Papai Noel preguiçoso


No Natal do ano passado, durante uma longa noite de entrega de presentes, o Papai Noel chegou, muito cansado, a uma rua com 7 casas. Então, ele resolveu atirar todos os 7 presentes aleatoriamente. Dado que cada casa recebe um presente, e que os presentes são todos diferentes entre si, qual é a probabilidade de o Papai Noel preguiçoso atirar pelo menos dois presentes nas casas corretas?

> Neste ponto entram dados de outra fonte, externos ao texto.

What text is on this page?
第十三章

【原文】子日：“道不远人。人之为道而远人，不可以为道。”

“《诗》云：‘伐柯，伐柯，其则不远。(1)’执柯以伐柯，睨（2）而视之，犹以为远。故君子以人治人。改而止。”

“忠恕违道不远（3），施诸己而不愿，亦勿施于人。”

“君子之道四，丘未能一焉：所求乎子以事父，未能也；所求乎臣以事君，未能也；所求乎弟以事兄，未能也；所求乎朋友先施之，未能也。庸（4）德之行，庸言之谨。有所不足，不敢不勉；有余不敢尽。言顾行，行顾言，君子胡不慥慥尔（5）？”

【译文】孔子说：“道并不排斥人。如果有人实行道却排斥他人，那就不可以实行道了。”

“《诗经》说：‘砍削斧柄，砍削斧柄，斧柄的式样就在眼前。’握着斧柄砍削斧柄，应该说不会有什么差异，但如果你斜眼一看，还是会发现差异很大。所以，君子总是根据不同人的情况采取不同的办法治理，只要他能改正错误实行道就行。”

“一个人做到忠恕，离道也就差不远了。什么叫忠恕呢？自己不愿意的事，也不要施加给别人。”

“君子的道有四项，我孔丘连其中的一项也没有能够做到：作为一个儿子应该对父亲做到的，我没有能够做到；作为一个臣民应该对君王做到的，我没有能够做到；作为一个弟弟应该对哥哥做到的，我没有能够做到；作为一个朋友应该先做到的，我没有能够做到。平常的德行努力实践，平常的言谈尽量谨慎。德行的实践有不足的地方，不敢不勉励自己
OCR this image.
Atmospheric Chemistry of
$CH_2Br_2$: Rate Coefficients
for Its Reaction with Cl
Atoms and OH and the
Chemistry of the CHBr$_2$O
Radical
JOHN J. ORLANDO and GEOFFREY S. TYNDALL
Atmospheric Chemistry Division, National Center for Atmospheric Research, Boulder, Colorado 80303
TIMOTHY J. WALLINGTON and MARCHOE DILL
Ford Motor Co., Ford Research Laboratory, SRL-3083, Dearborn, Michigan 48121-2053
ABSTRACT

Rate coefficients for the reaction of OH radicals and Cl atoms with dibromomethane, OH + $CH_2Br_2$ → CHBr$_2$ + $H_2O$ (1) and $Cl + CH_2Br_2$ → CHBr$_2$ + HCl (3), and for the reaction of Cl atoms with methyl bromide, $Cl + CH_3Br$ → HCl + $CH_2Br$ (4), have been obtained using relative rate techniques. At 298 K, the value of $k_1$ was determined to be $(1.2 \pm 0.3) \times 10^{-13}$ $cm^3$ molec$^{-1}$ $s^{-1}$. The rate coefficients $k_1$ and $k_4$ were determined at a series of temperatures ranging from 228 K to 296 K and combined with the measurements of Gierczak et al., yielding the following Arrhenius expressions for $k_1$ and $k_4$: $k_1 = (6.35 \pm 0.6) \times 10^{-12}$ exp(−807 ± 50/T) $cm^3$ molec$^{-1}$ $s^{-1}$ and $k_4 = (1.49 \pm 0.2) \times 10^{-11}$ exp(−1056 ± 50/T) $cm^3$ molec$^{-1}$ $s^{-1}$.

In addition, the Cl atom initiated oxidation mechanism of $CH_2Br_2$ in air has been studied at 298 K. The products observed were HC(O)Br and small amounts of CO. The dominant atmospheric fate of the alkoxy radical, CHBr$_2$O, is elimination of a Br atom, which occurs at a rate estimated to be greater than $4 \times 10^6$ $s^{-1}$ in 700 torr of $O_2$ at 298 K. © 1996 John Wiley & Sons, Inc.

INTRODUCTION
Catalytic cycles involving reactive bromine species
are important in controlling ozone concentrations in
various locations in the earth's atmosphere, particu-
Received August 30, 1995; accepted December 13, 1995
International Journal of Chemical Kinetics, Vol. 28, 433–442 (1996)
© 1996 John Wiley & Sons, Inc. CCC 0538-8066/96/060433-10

(In Christmas last year, during a long night of gift delivering, Santa Claus arrived, very tired, at a street with 7 houses. Then, he decided to throw all the 7 gifts randomly. Given that each house receives one gift, and that the gifts are all different from each other, what is the probability that lazy Santa Claus throws at least 2 gifts to the correct houses?)

PCFilho

7 comentários:

  1. Since Santa is distributing the presents randomly, and that there are 7 presents distributed this way, that means that for each present distributed the probability that it's the correct present for that house is 1/7. The probability of all the gifts being distributed incorrectly is (6/7)^7. The probability of only one house receiving the correct present is 7*(1/7)*(6/7)^6. So, the probability of at least 2 houses receiving the correct present is 1-(6/7)^7-(6/7)^6, or approximately 26.4%.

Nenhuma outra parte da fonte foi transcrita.